Marysia – to typ działacza, który musi być nieustannie w coś zaangażowany, lubi pracę z ludźmi, dużo mówi, lub jasne reguły i zasady, skupia się na tu i teraz, myśli szczegółami, ważne są dla Niej cele i wyniki, poza tym plany, plany i jeszcze raz plany. Jest Dyrektorem Sprzedaży (typ osobowości ESTJ)

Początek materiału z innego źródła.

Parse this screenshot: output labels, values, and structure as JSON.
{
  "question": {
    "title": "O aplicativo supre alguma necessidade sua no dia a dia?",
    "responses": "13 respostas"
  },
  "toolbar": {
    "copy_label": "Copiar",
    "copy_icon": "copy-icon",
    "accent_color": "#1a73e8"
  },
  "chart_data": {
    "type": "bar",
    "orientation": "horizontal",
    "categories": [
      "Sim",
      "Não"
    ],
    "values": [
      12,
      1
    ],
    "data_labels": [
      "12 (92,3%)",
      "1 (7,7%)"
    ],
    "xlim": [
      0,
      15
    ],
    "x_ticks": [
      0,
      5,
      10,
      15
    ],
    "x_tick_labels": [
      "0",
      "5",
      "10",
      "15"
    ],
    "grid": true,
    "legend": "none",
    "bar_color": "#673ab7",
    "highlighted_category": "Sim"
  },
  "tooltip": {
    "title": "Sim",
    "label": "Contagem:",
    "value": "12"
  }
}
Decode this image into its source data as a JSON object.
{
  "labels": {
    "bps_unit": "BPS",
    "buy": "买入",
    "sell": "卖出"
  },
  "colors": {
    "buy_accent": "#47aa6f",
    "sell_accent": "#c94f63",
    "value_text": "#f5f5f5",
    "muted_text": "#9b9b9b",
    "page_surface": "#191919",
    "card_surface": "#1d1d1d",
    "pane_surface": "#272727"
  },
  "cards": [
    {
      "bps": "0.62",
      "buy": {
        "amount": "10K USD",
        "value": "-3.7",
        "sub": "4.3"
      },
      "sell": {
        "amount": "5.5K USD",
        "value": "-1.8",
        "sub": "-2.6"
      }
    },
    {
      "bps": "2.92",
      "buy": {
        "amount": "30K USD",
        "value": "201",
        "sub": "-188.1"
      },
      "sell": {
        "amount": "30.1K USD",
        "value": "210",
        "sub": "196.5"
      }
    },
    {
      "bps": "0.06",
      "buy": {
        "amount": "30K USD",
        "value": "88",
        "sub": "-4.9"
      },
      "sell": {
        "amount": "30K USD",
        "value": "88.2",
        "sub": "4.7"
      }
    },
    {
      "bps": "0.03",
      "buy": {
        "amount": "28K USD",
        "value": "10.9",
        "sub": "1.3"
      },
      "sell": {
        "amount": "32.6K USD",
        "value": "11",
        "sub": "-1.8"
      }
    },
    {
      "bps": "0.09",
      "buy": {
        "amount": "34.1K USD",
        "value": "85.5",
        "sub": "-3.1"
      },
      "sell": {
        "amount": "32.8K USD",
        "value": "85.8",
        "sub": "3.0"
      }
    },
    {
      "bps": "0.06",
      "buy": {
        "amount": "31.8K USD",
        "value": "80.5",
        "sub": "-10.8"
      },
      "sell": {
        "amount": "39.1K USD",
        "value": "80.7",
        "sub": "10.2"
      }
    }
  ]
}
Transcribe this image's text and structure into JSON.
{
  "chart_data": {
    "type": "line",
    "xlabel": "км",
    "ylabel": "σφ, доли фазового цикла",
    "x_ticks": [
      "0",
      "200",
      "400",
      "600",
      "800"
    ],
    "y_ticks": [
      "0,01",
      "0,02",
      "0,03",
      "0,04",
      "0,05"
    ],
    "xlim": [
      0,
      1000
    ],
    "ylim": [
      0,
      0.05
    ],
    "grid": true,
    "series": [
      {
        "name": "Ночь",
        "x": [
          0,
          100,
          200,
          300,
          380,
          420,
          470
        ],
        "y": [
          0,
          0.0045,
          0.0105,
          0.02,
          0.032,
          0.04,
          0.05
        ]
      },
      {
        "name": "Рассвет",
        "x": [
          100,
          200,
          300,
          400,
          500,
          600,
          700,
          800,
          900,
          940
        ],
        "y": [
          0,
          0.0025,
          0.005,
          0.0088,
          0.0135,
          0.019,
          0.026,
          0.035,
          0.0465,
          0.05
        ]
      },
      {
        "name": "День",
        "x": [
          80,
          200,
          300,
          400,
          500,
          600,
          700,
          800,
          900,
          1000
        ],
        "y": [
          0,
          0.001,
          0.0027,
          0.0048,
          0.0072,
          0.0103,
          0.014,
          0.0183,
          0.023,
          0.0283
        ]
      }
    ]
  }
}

To, co zaważyło na relacji między tymi osobami  – to sposób dochodzenia co celów Marysi i niechęć Katarzyny do uczestniczenia w nowej „grze” (T-F). Gra jest prosta. Świat dzieli się na białe i czarne, na tych co mają rację i jej nie mają, na to co dobre i złe, ja wygrywam – ty przegrywasz, albo ja albo ty. Katalizatorem, który uruchomił tę grę był awans Katarzyny. Marysia też awansowała – ale ich stanowiska mają inny poziom odpowiedzialności, inny system rozliczenia i co najważniejsze do celów prowadzą różne drogi, których Marysia nie może już kontrolować. Wspólna praca więc ogranicza się do minimum, różne osoby wciągane są do gry, Marysia podważa autorytet Katarzyny, zarzuca Jej nawet, że musi na Nią pracować.

Różne wartości i brak akceptacji inności przyjaciół może zniszczyć coś – co obu Paniom dawało wiele radości przez lata.

A może to wcale nie była przyjaźń, tylko jakiegoś rodzaju transakcja?